01:55 Voilà pourquoi, lorsqu'il disait que même mort, on ne le ferait pas taire...
01:59 « Et si me van à matar, maté me.
02:01 Pero le digo de frente, no me van a silenciar. »
02:06 Raphaël Moreno disait la vérité.
02:08 Car le journaliste Laurent Richard, qui dirige Forbidden Stories,
02:11 l'a dit publiquement hier sur la chaîne France 24,
02:14 son association avait scellé un pacte avec le reporter colombien.
02:18 « Il avait décidé de partager avec nous les enquêtes sur lesquelles il travaillait
02:21 pour que si jamais il lui arrive quoi que ce soit, nous puissions poursuivre son travail.
02:24 Et c'est ce que nous avons fait. »
02:25 Pendant six mois, 30 journalistes d'investigation ont donc repris le travail de Raphaël Moreno.
02:30 Ils ont poursuivi sa mission et depuis hier, leur enquête est disponible
02:34 sur de très nombreux médias.
02:36 En France, on peut la découvrir dans les colonnes du Monde ou sur l'antenne de RFI,
02:40 mais le Guardian britannique, le Soir belge ou encore l'Espagnol El País
02:44 publient eux aussi cette édifiante enquête.
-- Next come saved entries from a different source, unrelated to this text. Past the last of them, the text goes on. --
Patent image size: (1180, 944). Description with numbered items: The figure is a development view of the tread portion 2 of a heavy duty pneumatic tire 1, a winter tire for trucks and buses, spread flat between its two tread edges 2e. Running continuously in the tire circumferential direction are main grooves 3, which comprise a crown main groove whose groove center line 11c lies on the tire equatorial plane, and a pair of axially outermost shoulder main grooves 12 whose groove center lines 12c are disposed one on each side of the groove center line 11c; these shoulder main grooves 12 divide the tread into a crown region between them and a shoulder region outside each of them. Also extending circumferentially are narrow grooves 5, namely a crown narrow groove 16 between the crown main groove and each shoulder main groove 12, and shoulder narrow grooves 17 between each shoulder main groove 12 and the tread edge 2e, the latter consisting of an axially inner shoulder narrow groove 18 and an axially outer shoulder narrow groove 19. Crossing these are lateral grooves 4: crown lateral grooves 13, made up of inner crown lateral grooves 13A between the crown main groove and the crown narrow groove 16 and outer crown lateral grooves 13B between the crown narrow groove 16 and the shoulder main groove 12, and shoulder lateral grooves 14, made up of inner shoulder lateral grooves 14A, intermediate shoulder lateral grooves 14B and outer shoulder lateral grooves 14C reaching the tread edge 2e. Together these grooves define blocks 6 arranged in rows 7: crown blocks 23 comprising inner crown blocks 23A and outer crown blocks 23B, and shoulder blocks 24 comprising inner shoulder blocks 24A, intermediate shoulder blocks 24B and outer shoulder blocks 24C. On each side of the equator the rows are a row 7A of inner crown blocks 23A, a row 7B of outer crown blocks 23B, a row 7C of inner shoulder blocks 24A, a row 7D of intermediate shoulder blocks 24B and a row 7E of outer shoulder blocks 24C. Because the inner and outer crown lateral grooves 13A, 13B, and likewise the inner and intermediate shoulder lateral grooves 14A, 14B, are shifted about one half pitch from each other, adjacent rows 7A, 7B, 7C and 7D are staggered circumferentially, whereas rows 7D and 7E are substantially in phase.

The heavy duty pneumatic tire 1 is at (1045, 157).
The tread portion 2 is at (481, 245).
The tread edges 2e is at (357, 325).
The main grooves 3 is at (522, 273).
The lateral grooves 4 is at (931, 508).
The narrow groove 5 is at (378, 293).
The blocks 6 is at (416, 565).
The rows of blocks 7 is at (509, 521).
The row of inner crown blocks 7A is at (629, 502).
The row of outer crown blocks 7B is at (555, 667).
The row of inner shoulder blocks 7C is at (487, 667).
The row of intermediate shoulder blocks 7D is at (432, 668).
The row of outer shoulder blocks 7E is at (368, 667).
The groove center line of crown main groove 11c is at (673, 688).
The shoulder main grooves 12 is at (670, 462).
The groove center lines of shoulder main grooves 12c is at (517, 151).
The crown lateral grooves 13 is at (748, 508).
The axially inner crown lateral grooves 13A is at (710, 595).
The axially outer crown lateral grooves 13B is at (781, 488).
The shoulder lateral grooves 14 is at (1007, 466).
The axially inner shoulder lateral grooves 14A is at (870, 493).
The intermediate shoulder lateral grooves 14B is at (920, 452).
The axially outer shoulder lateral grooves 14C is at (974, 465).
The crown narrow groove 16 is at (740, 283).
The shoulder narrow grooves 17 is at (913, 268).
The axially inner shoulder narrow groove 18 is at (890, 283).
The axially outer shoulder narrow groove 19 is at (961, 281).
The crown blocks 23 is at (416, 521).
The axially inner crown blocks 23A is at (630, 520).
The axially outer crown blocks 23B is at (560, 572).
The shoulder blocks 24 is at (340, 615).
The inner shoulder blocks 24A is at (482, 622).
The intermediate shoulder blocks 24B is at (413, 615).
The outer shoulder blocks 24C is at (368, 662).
02:46 On y apprend que 99 contrats publics ont été signés avec des entreprises
02:50 qui toutes appartiendraient à des proches des empereurs de la drogue colombienne
02:54 et qu'au total c'est 3 millions d'euros qui ont été détournés.
02:57 Mais l'essentiel, Philippe, n'est pas là.
02:59 Car l'essentiel, c'est bel et bien le message extrêmement puissant et admirable
03:03 d'opiniatreté que Forbidden Stories adresse finalement à tous ceux
03:07 qui partout dans le monde tentent de faire taire les journalistes.
03:10 Un message que Laurent Richard a résumé hier.
03:13 « Ce qui est important dans la collaboration, c'est qu'elle apporte de la protection.
03:16 Ça ne fait aucun sens de tuer un reporter s'il y en a 30 autres qui sont en train
03:20 de faire exactement la même chose. »
03:22 Et oui, si le partage du travail, des enquêtes et des révélations
03:26 agit comme un formidable boomerang, il est aussi et surtout un talisman épatant
03:31 et peut-être LA solution pour protéger les journalistes.
03:34 L'année dernière, en 2022, 86 confrères ont été tués dans le monde.
03:38 Parmi eux, il y avait donc Raphaël Moreno.
03:42 « Et si me van a matar, maten me. Pero les digo de frente.
03:47 No me van a silenciar. »
03:49 Un journaliste dont le travail se poursuit post-mortem,
03:52 un journaliste qui disait bien la vérité.
03:54 Merci beaucoup, Bruno Donnet. A demain.